Женя молча указал на экран. Ничего не изменилось.
Чуть ли не до самого вечера продолжалось это скучное занятие, и Женя думал, что оно чужое, тупое и бессмысленное. К сожалению, им увлекаются многие, в ущерб книге, театру, спорту. Странное поветрие!
Глава 3
В ЭТО ВРЕМЯ ПОД МОСКВОЙ…
Опыт и особое чутье исследователя не обманывали Пичуева. Он понимал, что приехал на аэродром не в обычный день. Готовились серьезные испытания. Все говорило об этом — и несколько «ЗИМов» у ворот, и суетливая беготня молодых техников. Озабоченные гости — наверное, представители смежных институтов нетерпеливо поглядывали на часы.

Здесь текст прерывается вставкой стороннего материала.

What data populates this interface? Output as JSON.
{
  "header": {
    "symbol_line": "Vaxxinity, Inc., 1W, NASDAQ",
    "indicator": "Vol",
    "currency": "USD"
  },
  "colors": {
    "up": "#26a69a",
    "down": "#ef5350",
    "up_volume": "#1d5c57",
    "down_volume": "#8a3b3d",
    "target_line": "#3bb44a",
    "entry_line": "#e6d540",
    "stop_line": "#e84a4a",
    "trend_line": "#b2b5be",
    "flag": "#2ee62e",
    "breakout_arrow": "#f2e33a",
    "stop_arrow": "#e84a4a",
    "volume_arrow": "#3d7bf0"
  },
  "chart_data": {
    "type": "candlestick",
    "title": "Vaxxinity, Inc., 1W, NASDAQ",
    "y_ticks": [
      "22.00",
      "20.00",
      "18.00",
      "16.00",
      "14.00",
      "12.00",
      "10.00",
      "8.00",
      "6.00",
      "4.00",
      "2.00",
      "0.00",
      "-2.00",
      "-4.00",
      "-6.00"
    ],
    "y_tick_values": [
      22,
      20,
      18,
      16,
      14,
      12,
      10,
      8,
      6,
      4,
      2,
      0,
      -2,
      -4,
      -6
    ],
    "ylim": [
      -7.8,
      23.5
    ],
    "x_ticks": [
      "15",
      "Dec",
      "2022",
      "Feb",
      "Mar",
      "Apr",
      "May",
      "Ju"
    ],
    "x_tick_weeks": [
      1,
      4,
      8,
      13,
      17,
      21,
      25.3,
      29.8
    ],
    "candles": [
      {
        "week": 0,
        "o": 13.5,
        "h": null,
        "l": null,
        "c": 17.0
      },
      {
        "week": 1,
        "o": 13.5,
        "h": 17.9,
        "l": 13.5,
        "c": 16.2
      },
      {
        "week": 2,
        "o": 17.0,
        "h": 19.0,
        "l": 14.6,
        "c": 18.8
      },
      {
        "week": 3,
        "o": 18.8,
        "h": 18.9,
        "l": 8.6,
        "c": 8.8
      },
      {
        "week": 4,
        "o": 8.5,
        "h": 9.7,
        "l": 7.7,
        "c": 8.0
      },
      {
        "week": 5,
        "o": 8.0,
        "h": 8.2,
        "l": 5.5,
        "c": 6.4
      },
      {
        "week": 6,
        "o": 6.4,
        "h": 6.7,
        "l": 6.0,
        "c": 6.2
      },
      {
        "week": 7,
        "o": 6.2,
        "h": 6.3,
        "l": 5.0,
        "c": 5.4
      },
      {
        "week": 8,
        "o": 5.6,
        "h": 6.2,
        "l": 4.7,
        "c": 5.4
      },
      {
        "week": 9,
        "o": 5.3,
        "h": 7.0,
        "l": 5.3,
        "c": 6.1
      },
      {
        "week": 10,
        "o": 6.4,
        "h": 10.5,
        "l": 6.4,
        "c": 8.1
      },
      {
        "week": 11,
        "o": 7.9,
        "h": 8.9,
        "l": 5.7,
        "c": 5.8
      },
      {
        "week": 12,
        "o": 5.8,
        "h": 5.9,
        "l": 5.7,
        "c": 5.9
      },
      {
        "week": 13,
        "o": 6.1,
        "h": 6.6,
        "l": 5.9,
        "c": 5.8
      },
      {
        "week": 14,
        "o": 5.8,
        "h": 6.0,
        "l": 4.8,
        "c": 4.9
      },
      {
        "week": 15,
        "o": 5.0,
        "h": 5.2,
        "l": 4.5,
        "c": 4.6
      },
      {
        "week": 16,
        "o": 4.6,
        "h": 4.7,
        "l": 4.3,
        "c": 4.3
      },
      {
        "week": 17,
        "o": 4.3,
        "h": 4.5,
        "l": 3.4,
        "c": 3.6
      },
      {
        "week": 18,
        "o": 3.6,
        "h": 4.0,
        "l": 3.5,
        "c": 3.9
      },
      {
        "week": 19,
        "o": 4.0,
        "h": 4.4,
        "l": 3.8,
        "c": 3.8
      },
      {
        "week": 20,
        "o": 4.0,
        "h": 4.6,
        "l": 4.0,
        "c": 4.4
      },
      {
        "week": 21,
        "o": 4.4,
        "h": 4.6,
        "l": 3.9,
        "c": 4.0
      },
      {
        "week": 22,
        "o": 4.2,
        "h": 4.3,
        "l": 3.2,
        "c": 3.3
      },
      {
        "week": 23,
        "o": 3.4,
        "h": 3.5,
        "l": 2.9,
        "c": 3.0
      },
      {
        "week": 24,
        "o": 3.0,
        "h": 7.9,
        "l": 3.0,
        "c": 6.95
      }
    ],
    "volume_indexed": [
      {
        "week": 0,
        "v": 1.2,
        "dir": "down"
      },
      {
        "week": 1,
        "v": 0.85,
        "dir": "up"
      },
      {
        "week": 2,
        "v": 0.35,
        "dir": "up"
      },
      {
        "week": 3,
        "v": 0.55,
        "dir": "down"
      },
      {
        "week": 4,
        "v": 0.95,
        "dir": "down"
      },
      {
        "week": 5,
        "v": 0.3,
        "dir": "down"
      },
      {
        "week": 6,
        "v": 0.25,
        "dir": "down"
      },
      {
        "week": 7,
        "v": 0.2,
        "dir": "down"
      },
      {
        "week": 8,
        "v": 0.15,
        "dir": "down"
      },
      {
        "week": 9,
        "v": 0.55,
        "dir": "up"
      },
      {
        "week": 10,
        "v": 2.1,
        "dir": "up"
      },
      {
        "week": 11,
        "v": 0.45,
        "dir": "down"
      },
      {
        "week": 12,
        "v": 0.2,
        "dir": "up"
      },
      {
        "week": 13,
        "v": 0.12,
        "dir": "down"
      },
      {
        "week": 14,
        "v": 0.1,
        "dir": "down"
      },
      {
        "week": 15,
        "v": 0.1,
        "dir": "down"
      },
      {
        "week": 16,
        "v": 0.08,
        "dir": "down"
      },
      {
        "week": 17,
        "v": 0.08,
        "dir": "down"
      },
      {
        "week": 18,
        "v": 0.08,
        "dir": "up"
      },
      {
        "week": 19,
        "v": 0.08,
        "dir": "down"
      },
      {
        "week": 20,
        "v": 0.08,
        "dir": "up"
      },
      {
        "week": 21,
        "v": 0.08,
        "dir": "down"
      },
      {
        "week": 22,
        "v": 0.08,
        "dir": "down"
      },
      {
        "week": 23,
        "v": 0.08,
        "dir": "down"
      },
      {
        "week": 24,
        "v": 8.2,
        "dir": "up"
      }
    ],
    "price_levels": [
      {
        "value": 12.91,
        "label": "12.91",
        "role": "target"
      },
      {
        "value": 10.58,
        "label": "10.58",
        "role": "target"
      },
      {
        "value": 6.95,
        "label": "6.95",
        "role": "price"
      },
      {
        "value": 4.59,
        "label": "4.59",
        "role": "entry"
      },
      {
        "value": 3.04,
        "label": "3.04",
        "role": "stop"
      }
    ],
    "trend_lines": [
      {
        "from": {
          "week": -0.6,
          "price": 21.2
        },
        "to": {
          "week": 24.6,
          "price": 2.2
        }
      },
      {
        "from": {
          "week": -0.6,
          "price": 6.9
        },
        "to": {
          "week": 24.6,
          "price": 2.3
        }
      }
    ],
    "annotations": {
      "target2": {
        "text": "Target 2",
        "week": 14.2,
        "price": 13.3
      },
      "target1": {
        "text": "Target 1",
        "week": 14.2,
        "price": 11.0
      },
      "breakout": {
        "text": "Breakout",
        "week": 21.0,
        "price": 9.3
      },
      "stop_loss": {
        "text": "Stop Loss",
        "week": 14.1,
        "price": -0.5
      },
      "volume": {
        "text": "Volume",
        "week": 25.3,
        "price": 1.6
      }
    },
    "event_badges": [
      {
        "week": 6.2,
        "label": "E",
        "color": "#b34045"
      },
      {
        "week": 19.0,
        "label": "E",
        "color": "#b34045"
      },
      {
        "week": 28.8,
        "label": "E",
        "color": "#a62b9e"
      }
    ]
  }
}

По взлетной дорожке двигались фургоны с радиолокационными установками, трещал зарядный агрегат, гудели моторы. Похоже было на то, что скоро начнутся испытания нового самолета. Но сколько ни смотрел Вячеслав Акимович по сторонам, он не видел подходящей конструкции, готовой к полету. На транспортных машинах все винты были закрыты чехлами, вертолет тоже мирно подремывал в тени грибовидного ангара, который так заинтересовал Пичуева.
Дерябин попросил извинения и после разговора со встретившимся ему на дороге техником покинул гостя.
— Пока осмотритесь, — предложил Дерябин, — а я кое-что проверю. Ребятишки могли и напартачить. Одному уже досталось.
Вячеслав Акимович понял, о ком шел разговор, и посочувствовал виноватому технику. Красный до ушей, сейчас он тянул кабель к зарядному агрегату. Вероятно, потребовалась дополнительная зарядка аккумуляторов. Почему-то они оказались в дышащей крыше ангара. Крыша, будто втягивая в себя воздух, медленно расширялась в обе стороны, похожая уже не на чечевицу, а скорее на толстую двояковыпуклую линзу. Это сравнение напрашивалось само собой, так как ее поверхность ослепительно блестела. На ней Пичуев рассмотрел не только ребра, но и темные концентрические круги, которых снизу не было. Он попытался объяснить себе, зачем ее нужно раскрашивать «под зебру», но в этот момент внимание его было отвлечено весьма странным обстоятельством: линза, как шляпка гриба, оторвалась от своей ножки и повисла в воздухе.
Вначале Пичуев подумал, что встретился с каким-нибудь оптическим явлением, вроде солнечного отблеска, создающего иллюзию просвета между крышей и цилиндром. Однако сквозь это небольшое пространство видны были облака и даже летящий самолет.
— Отставить! — послышался голос Дерябина.
Он высунулся из двери цилиндра, и через минуту шляпка гриба снова села на свое место.
Тонкие металлические подпорки, которые так смущали Пичуева хрупкостью и невесомостью, оказались стальными тросами. Они дрожали, словно натянутые струны, гудели от напряжения. Только сейчас понял Пичуев, что перед ним удивительная конструкция, похожая на воздухоплавательный аппарат. Вряд ли стоит сомневаться, какая же еще сила, кроме легкого газа, может приподнять пустотелый диск. Пичуев не слышал ни шума винтов, ни рева реактивного мотора, что могло бы опровергнуть эту догадку.